Set in Jackson, Mississippi in the early 1960's, the novel tells of three women, two black and one white, who come together to tell the story of what it's like to work as a black maid in the white households of the South at a time when the roles of blacks and women were on the brink of change.
Skeeter, a young white woman, returns home after graduating from college with a degree and the dream of becoming a writer but (to her mother's dismay) no prospect of a husband. She has always been gangly and tall. Her nickname, Skeeter, was coined the first time her older brother looked at her and declared that she looked like a mosquito. Her mother's attempts at getting people to call her by her given name, Eugenia, have never succeeded. She longs to take comfort from Constantine, the black maid who raised her, but she is gone and no one will tell her why. She remembers Constantine comforting her the first time she was ever called ugly.
"Every morning, until you dead in the ground, you gone have to make this decision." Constantine was so close, I could see the blackness of her gums. "You gone have to ask yourself, Am I gone believe what them fools say about me today?"
She kept her thumb pressed hard in my hand. I nodded that I understood. I was just smart enough to realize she meant white people. And even though I still felt miserable, and knew that I was, most likely, ugly, it was the first time she ever talked to me like I was something besides my mother's white child. All my life, I'd been told what to believe about politics, coloreds, being a girl. But with Constantine's thumb pressed in my hand, I realized I actually had a choice in what I could believe.
When Skeeter applies for an editorial position with a New York publishing house, she gets advice from the woman who receives her application: to get experience and to write. "Don't waste your time on the obvious things write about what disturbs you, particularly if it bothers no one else." She gets a job with the local paper writing the "Miss Myrna" column answering letters about housekeeping problems like getting rid of bathtub rings. She's at a loss - that was handled by the "help"- so she turns to Aibileen, the maid of a friend, for her answers. One day she learns that Aibileen's son, who is dead, used to write and was working on a book about what it was like working for a black man in Mississippi. Abileen tells Skeeter never to tell anyone about it but the seed has been planted: Skeeter knows what she wants to write about.
She persuades Aibileen, who is raising her seventeenth white child, to help her. Aibileen cajoles Minny, a maid who is known for not being able to hold her tongue and who harbors the secret of the "Terrible Awful" she did to the daughter of her previous employer, to join them and ten other maids follow. They begin a secret project, risking everything in a time that saw the March on Washington, Martin Luther's "I Have a Dream" speech, Medger Ever's murder, and lingering Jim Crow laws. Along the way, Skeeter learns the horrible secret about Constantine.

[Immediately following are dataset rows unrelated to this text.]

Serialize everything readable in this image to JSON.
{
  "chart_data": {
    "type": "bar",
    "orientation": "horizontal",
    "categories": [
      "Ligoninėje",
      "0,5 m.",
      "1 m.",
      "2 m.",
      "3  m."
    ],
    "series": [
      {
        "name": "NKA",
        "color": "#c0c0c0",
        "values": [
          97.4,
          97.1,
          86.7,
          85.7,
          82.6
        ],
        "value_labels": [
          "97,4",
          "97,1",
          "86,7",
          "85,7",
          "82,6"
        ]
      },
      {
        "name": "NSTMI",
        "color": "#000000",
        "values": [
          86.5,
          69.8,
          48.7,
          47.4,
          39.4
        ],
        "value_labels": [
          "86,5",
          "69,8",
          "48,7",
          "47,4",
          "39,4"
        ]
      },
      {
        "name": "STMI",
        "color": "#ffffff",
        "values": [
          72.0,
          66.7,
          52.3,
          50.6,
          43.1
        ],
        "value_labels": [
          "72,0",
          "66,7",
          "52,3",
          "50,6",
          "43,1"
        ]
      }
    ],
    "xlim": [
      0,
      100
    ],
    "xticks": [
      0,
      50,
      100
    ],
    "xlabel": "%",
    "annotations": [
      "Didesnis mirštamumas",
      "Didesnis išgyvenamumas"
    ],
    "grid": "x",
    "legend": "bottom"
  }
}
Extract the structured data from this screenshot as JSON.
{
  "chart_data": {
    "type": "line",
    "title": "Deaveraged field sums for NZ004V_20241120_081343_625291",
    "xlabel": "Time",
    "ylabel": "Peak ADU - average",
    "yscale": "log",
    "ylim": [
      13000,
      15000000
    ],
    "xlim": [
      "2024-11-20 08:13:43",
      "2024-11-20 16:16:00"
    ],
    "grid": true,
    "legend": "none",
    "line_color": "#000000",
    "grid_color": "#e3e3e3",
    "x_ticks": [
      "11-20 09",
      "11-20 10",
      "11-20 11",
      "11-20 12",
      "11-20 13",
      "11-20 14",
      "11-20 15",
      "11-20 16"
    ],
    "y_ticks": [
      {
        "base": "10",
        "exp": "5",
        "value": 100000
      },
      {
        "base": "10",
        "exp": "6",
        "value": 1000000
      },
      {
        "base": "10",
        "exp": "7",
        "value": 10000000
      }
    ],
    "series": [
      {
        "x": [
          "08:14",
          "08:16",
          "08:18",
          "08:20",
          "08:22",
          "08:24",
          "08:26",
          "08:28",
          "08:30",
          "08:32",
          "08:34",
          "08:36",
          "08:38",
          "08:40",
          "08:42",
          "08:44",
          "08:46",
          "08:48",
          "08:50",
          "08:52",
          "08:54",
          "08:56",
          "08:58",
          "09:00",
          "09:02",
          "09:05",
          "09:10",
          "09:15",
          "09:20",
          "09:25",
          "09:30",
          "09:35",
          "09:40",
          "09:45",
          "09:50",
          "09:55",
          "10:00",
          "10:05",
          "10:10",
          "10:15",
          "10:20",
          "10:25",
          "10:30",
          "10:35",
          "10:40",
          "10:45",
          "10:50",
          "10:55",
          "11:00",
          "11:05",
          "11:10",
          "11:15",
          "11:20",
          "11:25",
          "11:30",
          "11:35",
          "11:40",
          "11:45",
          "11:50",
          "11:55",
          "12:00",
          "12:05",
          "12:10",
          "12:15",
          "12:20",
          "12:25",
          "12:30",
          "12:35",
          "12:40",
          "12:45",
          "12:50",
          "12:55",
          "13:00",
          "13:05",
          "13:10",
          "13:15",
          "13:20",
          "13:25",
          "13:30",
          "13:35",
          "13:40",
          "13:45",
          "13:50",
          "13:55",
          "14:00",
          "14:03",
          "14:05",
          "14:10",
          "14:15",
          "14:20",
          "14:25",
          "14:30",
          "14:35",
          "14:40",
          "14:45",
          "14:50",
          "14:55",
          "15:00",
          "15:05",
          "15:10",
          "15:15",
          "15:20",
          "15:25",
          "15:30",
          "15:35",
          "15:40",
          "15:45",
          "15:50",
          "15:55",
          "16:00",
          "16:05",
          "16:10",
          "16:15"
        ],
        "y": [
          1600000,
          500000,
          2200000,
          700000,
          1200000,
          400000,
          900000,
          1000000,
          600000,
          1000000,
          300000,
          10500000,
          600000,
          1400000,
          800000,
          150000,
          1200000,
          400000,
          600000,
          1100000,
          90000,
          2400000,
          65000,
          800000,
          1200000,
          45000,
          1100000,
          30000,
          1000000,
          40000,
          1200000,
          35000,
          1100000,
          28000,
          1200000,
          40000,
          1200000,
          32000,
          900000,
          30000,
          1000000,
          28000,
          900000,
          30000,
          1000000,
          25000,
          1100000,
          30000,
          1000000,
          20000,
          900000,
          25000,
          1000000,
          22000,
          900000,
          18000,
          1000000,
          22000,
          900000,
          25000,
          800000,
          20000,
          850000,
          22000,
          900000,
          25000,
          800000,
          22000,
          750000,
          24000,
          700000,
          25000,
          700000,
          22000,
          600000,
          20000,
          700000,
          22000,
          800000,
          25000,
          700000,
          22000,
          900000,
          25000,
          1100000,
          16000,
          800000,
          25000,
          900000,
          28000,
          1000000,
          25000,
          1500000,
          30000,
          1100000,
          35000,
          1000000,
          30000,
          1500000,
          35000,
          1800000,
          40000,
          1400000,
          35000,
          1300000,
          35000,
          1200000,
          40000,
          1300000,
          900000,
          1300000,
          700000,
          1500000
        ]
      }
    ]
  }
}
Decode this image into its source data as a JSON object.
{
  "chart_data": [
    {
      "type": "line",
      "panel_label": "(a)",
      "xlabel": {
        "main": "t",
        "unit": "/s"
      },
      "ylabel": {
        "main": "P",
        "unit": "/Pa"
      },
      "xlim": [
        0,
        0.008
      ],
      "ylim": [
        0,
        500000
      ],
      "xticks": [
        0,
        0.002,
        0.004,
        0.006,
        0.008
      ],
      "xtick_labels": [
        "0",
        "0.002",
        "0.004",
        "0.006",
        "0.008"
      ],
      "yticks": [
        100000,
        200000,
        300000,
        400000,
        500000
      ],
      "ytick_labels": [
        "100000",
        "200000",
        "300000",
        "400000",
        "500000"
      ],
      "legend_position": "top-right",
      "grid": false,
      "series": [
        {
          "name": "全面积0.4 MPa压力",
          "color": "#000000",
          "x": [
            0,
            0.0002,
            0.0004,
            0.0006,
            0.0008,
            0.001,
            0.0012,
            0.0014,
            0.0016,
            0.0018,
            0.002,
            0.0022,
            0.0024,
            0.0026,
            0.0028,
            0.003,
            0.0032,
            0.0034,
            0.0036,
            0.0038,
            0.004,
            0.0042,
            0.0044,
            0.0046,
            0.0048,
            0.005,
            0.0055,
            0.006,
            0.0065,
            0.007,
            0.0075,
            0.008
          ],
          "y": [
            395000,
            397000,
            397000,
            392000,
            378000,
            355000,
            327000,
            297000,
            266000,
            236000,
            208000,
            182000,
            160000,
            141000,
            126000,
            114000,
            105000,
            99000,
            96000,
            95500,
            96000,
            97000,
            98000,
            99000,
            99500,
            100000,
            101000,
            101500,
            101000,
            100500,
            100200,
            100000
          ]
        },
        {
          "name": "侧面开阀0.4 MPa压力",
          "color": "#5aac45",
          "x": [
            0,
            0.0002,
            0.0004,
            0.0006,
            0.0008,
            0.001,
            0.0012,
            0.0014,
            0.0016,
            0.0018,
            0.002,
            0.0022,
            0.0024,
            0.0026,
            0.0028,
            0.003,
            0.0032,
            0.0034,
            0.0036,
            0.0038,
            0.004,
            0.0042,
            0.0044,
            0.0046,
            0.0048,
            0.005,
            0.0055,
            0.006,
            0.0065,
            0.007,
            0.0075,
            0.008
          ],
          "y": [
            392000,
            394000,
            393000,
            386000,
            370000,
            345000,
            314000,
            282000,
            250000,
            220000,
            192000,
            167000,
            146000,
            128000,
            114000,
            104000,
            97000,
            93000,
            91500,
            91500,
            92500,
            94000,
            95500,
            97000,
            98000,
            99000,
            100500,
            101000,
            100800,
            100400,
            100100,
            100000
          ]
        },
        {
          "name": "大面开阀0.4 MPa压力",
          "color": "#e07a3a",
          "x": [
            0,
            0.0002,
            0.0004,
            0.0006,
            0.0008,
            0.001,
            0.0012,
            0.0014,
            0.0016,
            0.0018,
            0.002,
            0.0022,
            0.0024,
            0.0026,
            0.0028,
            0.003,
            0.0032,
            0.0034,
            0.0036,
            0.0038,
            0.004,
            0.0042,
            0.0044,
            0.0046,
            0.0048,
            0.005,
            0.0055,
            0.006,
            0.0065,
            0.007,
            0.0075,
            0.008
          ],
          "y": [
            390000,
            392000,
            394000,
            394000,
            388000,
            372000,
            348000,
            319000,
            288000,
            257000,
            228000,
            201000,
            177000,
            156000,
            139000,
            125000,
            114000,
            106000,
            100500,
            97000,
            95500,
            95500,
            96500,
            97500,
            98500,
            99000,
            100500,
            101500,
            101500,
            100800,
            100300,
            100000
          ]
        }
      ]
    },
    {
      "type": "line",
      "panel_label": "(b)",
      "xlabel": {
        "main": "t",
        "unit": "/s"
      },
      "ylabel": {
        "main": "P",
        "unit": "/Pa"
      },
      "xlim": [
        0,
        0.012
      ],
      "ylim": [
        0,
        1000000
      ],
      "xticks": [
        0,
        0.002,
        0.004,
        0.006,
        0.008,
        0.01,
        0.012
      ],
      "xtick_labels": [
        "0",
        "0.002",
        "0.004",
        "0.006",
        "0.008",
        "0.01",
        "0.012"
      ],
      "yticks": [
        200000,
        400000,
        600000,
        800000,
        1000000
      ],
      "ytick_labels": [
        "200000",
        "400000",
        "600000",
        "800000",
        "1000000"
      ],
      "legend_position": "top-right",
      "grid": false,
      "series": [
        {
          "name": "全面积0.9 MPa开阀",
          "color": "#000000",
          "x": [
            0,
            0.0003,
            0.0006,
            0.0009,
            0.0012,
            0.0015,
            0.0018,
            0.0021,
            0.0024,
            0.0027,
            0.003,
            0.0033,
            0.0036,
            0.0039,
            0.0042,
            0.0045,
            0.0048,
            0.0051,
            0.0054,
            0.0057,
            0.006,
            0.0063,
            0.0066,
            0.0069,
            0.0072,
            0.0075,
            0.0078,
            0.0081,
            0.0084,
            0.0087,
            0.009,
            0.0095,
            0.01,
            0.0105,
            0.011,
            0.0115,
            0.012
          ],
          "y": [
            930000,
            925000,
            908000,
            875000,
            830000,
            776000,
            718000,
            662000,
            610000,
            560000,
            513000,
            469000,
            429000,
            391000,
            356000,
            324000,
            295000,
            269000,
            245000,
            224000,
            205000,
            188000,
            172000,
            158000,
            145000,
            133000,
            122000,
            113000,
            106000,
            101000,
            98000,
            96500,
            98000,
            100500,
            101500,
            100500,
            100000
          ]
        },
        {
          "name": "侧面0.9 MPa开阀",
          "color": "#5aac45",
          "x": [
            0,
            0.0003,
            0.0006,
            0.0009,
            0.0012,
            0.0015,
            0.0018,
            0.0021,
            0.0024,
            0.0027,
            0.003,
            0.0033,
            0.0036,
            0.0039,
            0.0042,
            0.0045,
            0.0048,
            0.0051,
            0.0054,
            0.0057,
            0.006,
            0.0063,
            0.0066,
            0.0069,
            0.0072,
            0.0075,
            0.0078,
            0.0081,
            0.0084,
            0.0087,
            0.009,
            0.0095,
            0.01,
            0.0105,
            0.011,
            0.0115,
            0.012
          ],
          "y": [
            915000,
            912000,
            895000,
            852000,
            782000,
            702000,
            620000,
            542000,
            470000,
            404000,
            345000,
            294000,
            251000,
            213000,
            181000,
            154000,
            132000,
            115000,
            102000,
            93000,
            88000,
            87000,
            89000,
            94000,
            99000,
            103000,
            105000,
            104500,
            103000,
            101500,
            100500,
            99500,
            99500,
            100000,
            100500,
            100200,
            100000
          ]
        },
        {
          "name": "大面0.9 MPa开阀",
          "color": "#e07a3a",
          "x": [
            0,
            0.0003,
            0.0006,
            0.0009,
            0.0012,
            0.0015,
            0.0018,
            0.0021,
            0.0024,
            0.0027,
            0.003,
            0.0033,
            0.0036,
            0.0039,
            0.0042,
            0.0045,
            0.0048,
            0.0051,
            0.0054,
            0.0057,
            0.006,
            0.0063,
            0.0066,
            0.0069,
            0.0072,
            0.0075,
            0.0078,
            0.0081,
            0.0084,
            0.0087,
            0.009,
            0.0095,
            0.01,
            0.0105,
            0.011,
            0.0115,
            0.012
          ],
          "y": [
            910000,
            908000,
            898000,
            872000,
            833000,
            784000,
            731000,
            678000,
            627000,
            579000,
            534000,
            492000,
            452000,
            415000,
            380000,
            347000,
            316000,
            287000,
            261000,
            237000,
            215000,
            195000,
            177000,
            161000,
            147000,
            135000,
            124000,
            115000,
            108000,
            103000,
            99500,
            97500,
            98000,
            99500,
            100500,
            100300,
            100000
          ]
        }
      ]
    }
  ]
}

In a brief explanatory section after the novel, Stockett, a native of Jackson, Mississippi, says, "I am afraid I have told too much. I was taught not to talk about such uncomfortable things, that it was tacky, impolite, they might hear us...I am afraid I have told too little. Not just that life was so much worse for many black women working in the homes in Mississippi, but also that there was so much more love between white families and black domestics than I had the ink or the time to protray." But all of this comes through in Stockett's poignant novel.
The characters are not just finely drawn - they live and breathe on these pages. The story is told through the authentic voices of Aibileen, Minny, and Skeeter, all unforgettable women whose words form a multi-layered tale full of courage, heart, and hope. There are few novels I've been compelled to recommend so strongly!
I have not yet seen the movie but I've heard from someone who saw a preview that it was great. I hope to see it soon. In the meantime, here's a trailer!
- Frances
1 comments:
I'm glad you mention the epilogue and quote some of what the author said about writing the book. To me this was the most interesting part of the entire novel. I too, as a Southener, was taught not to actually talk about this stuff, but I think there needs to be a dialogue before everyone can come together. It has amazed me that many of the reviews I've read of this book fail to point out how difficult it was for Stockett to write about this topic, or to examine the serious issues of the novel - while instead focusing on the humor or the characters.